Despite a Life-Changing Diagnosis, Greg Browning Chooses to Power On
Riding the wave.
Greg Browning grew up surfing at 16th Street in Hermosa Beach. A member of the surfing crew referred to as Momentum Generation—named after the 1992 Taylor Steele surf film—his contemporaries include Kelly Slater, Rob Machado, Donavon Frankenreiter and Shane Dorian.
“Not only did Greg outsurf everyone in the South Bay by winning multiple amateur contests, but he also went on to have a successful career as a nationally recognized freesurfer,” says good friend Keith Brewer.
After his surfing career, Greg transitioned into filmmaking, creating the beloved Drive Thru series with Donavon. Just last year they worked on installment #10.
“I have known Greg for over 35 years, and he is the reason the Drive Thru series ever happened and continues to exist,” shares Donavon. “He is one of a kind and someone I am proud to call my friend.”
Earlier this year, Greg went surfing with his son Parker and was stoked to be out on one of his favorite waves. It started as a great day, with waves that were “glassy, 4 feet and really clean,” Greg remembers. “I paddled into a set and tried to stand up, but I had no strength in my left arm.

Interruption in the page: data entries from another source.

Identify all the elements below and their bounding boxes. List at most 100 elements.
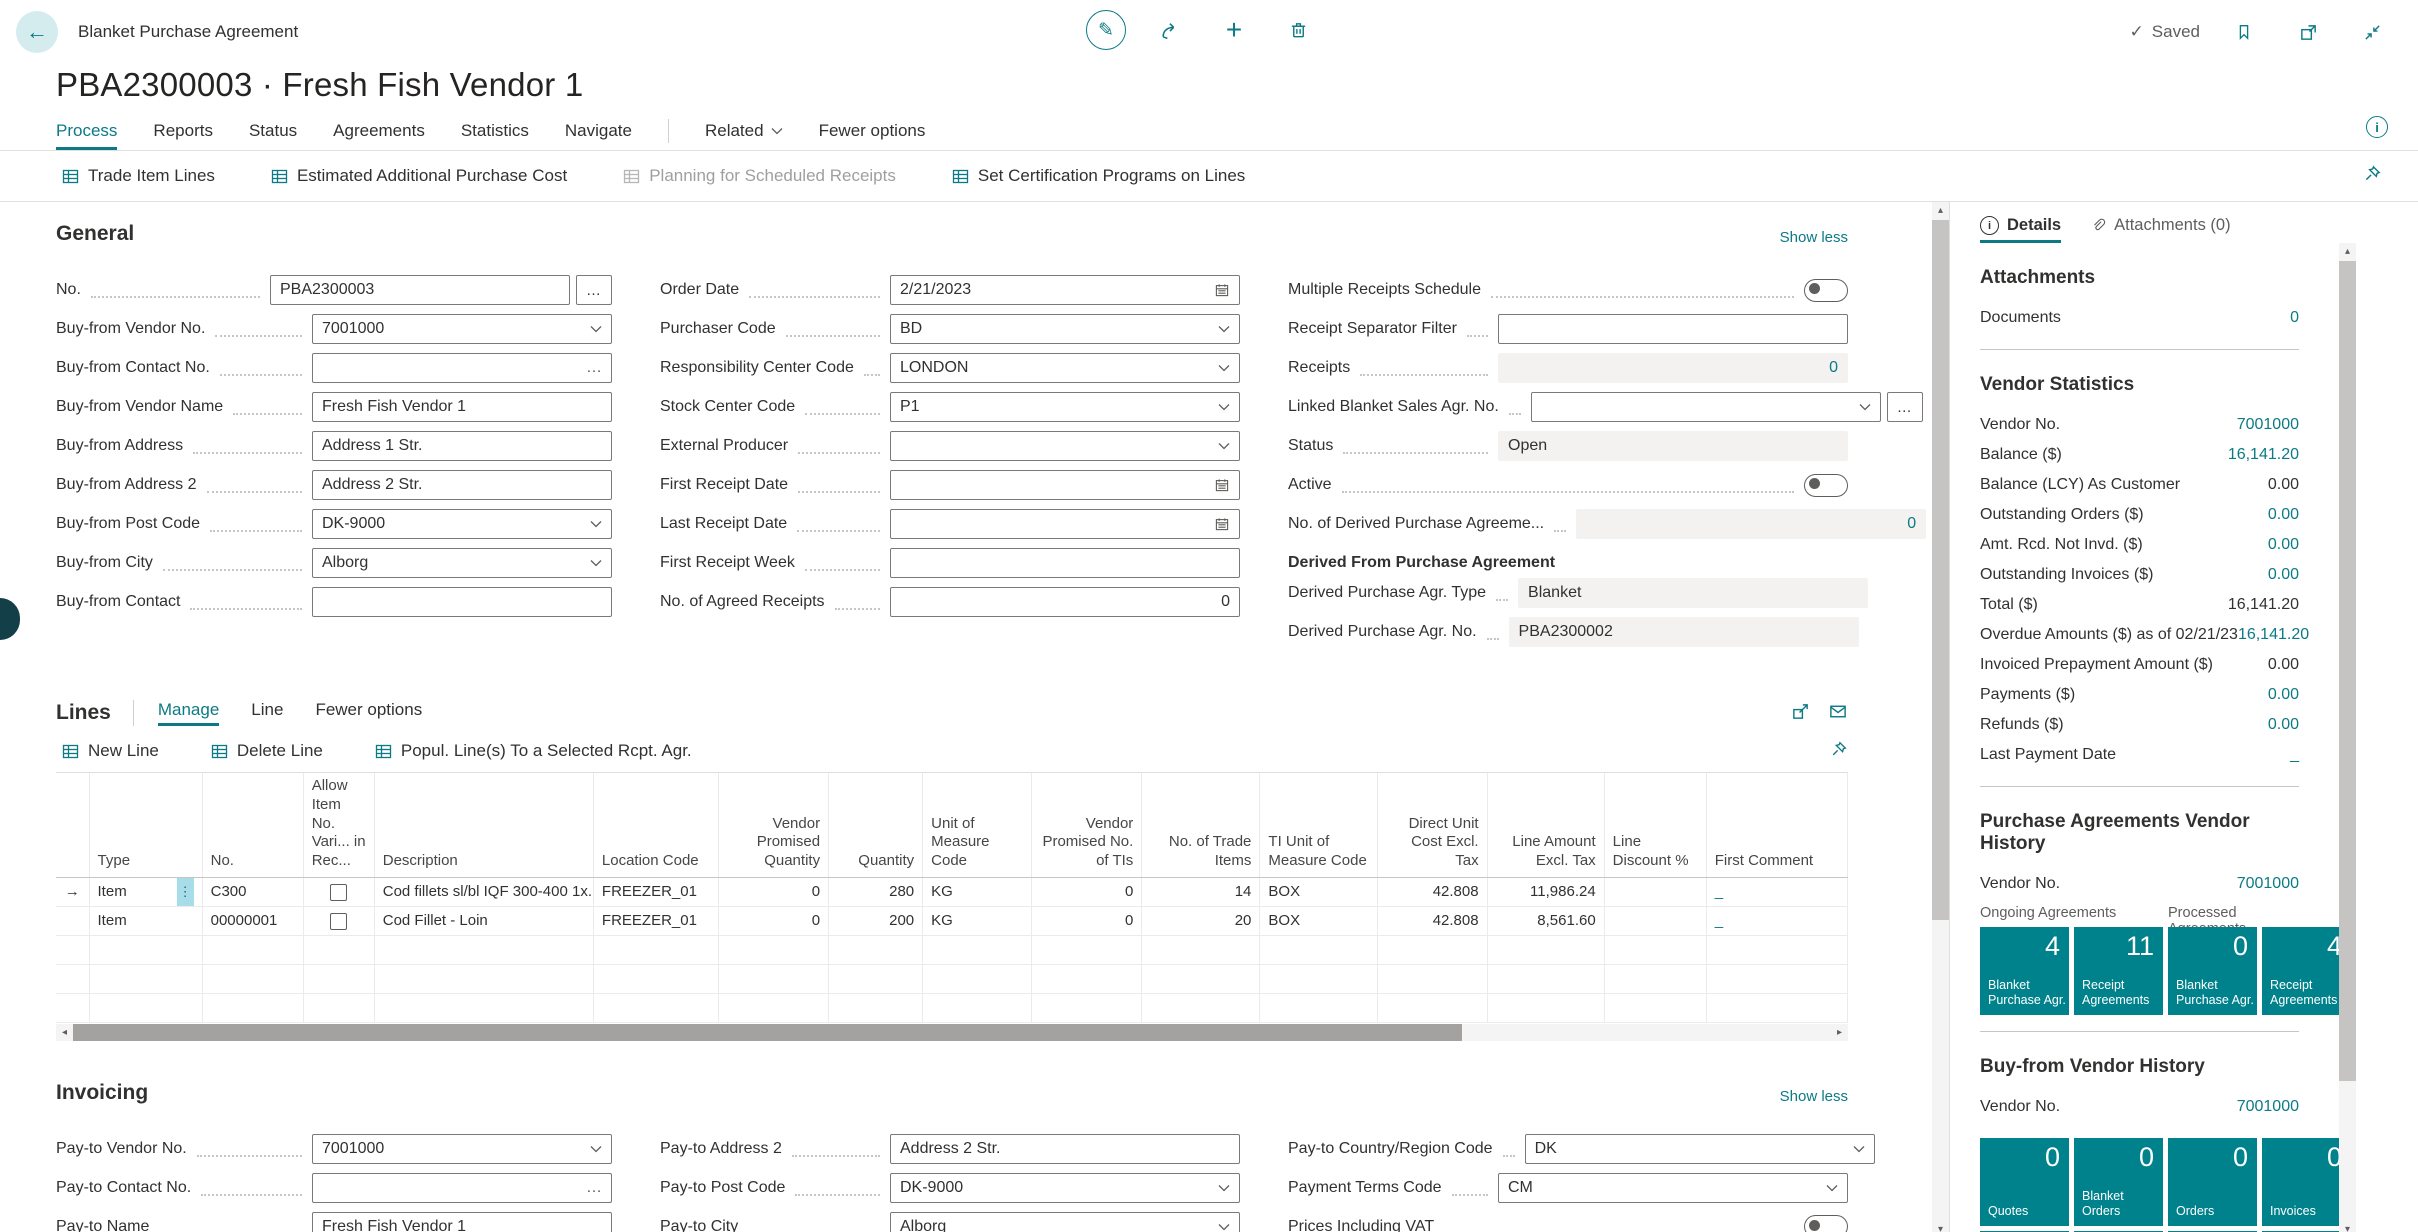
- tab-reports[interactable]: Reports: [153, 121, 213, 150]
- cell-trade-items[interactable]: 14: [1141, 877, 1261, 907]
- cell-type[interactable]: Item: [89, 906, 203, 936]
- empty-cell[interactable]: [593, 964, 720, 994]
- cue-tile-invoices[interactable]: 0 Invoices: [2262, 1138, 2339, 1226]
- empty-cell[interactable]: [922, 935, 1033, 965]
- empty-cell[interactable]: [1487, 993, 1605, 1023]
- empty-cell[interactable]: [374, 935, 594, 965]
- ellipsis-icon[interactable]: …: [586, 1179, 602, 1197]
- empty-cell[interactable]: [1604, 993, 1707, 1023]
- empty-cell[interactable]: [593, 993, 720, 1023]
- field-input[interactable]: [1498, 314, 1848, 344]
- factbox-row-value[interactable]: 7001000: [2237, 1098, 2299, 1116]
- column-header-no[interactable]: No.: [202, 773, 304, 878]
- empty-cell[interactable]: [89, 935, 203, 965]
- chevron-down-icon[interactable]: [1218, 1223, 1230, 1231]
- share-button[interactable]: [1150, 10, 1190, 50]
- scrollbar-thumb[interactable]: [73, 1023, 1462, 1041]
- field-input[interactable]: DK: [1524, 1133, 1875, 1164]
- lines-menu-line[interactable]: Line: [251, 700, 283, 726]
- action-new-line[interactable]: New Line: [56, 740, 165, 762]
- empty-cell[interactable]: [202, 935, 304, 965]
- empty-cell[interactable]: [1259, 964, 1378, 994]
- factbox-row-value[interactable]: 16,141.20: [2238, 626, 2309, 644]
- empty-cell[interactable]: [1487, 935, 1605, 965]
- horizontal-scrollbar[interactable]: ◂ ▸: [56, 1023, 1848, 1041]
- calendar-icon[interactable]: [1214, 516, 1230, 532]
- empty-cell[interactable]: [202, 964, 304, 994]
- lines-menu-fewer-options[interactable]: Fewer options: [315, 700, 422, 726]
- field-input[interactable]: [890, 431, 1240, 461]
- field-input[interactable]: [1530, 392, 1881, 422]
- column-header-type[interactable]: Type: [89, 773, 203, 878]
- action-set-certification-programs-on-lines[interactable]: Set Certification Programs on Lines: [946, 165, 1251, 187]
- field-input[interactable]: PBA2300003: [270, 275, 570, 305]
- factbox-row-value[interactable]: 7001000: [2237, 416, 2299, 434]
- cue-tile-receipt-agreements[interactable]: 4 Receipt Agreements: [2262, 927, 2339, 1015]
- column-header-first-comment[interactable]: First Comment: [1706, 773, 1849, 878]
- column-header-allow-item-no-vari-in-rec[interactable]: Allow Item No. Vari... in Rec...: [303, 773, 375, 878]
- action-delete-line[interactable]: Delete Line: [205, 740, 329, 762]
- empty-cell[interactable]: [828, 935, 924, 965]
- field-input[interactable]: LONDON: [890, 353, 1240, 383]
- scroll-left-arrow[interactable]: ◂: [56, 1023, 73, 1041]
- new-button[interactable]: +: [1214, 10, 1254, 50]
- cell-allow-item-variant[interactable]: [303, 877, 375, 907]
- chevron-down-icon[interactable]: [1853, 1145, 1865, 1153]
- cell-location[interactable]: FREEZER_01: [593, 906, 720, 936]
- empty-cell[interactable]: [303, 993, 375, 1023]
- cell-description[interactable]: Cod fillets sl/bl IQF 300-400 1x...: [374, 877, 594, 907]
- calendar-icon[interactable]: [1214, 282, 1230, 298]
- edit-button[interactable]: ✎: [1086, 10, 1126, 50]
- cue-tile-blanket-purchase-agr[interactable]: 4 Blanket Purchase Agr.: [1980, 927, 2069, 1015]
- empty-cell[interactable]: [718, 964, 830, 994]
- empty-cell[interactable]: [593, 935, 720, 965]
- field-input[interactable]: Alborg: [890, 1211, 1240, 1232]
- factbox-vertical-scrollbar[interactable]: ▴ ▾: [2339, 243, 2356, 1232]
- field-input[interactable]: Address 1 Str.: [312, 431, 612, 461]
- factbox-row-value[interactable]: 0.00: [2268, 566, 2299, 584]
- empty-cell[interactable]: [1141, 964, 1261, 994]
- collapse-button[interactable]: [2352, 12, 2392, 52]
- field-input[interactable]: CM: [1498, 1172, 1848, 1203]
- empty-cell[interactable]: [1031, 993, 1143, 1023]
- column-header-no-of-trade-items[interactable]: No. of Trade Items: [1141, 773, 1261, 878]
- toggle-switch-off[interactable]: [1804, 473, 1848, 497]
- scroll-right-arrow[interactable]: ▸: [1831, 1023, 1848, 1041]
- field-input[interactable]: DK-9000: [890, 1172, 1240, 1203]
- tab-agreements[interactable]: Agreements: [333, 121, 425, 150]
- empty-cell[interactable]: [1604, 964, 1707, 994]
- factbox-row-value[interactable]: 0.00: [2268, 686, 2299, 704]
- cell-vendor-promised-tis[interactable]: 0: [1031, 906, 1143, 936]
- tab-process[interactable]: Process: [56, 121, 118, 150]
- empty-cell[interactable]: [718, 993, 830, 1023]
- cell-vendor-promised-tis[interactable]: 0: [1031, 877, 1143, 907]
- empty-cell[interactable]: [922, 964, 1033, 994]
- empty-cell[interactable]: [922, 993, 1033, 1023]
- lines-menu-manage[interactable]: Manage: [157, 700, 220, 726]
- column-header-description[interactable]: Description: [374, 773, 594, 878]
- field-input[interactable]: [890, 470, 1240, 500]
- cue-tile-blanket-orders[interactable]: 0 Blanket Orders: [2074, 1138, 2163, 1226]
- empty-cell[interactable]: [1706, 935, 1849, 965]
- chevron-down-icon[interactable]: [1859, 403, 1871, 411]
- general-show-less-link[interactable]: Show less: [1780, 229, 1848, 246]
- table-empty-row[interactable]: [56, 993, 1849, 1023]
- main-vertical-scrollbar[interactable]: ▴ ▾: [1932, 202, 1949, 1232]
- cell-no[interactable]: C300: [202, 877, 304, 907]
- scroll-up-arrow[interactable]: ▴: [1932, 202, 1949, 219]
- tab-navigate[interactable]: Navigate: [565, 121, 632, 150]
- cell-line-discount[interactable]: [1604, 877, 1707, 907]
- chevron-down-icon[interactable]: [1826, 1184, 1838, 1192]
- action-estimated-additional-purchase-cost[interactable]: Estimated Additional Purchase Cost: [265, 165, 573, 187]
- empty-cell[interactable]: [1377, 993, 1488, 1023]
- empty-cell[interactable]: [1706, 993, 1849, 1023]
- scrollbar-thumb[interactable]: [2339, 261, 2356, 1081]
- toggle-switch-off[interactable]: [1804, 278, 1848, 302]
- empty-cell[interactable]: [1031, 964, 1143, 994]
- column-header-direct-unit-cost-excl-tax[interactable]: Direct Unit Cost Excl. Tax: [1377, 773, 1488, 878]
- column-header-line-amount-excl-tax[interactable]: Line Amount Excl. Tax: [1487, 773, 1605, 878]
- empty-cell[interactable]: [1604, 935, 1707, 965]
- field-input[interactable]: …: [312, 353, 612, 383]
- empty-cell[interactable]: [1259, 993, 1378, 1023]
- tab-statistics[interactable]: Statistics: [461, 121, 529, 150]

I couldn’t get up and ended up dropping in on my stomach.”
He took a gash to the face. Initially, the doctor thought his numbness could be nerve-related. He had also been feeling weakness in his left arm for about a month, including his shoulder and fingers. “My strength was 50% at best.”
Greg was diagnosed with amyotrophic lateral sclerosis (ALS), commonly referred to as Lou Gehrig’s disease. ALS is a nervous system disease that weakens muscles and reduces physical function. It causes difficulties in speaking and swallowing as well as respiratory failure.
“It’s so weird to surf your whole life and then barely be able to stand up,” adds Greg. “[It gives me] a whole new perspective on life.”
As Greg fights the disease and shares his story to raise awareness, his South Bay community is rallying around him with love and support. Keith organized a GoFundMe page to help Greg with the mounting medical expenses. It has raised more than $190,000—and counting—in less than two months as this issue goes to press.
As Keith says, “Greg is loved all over the world.”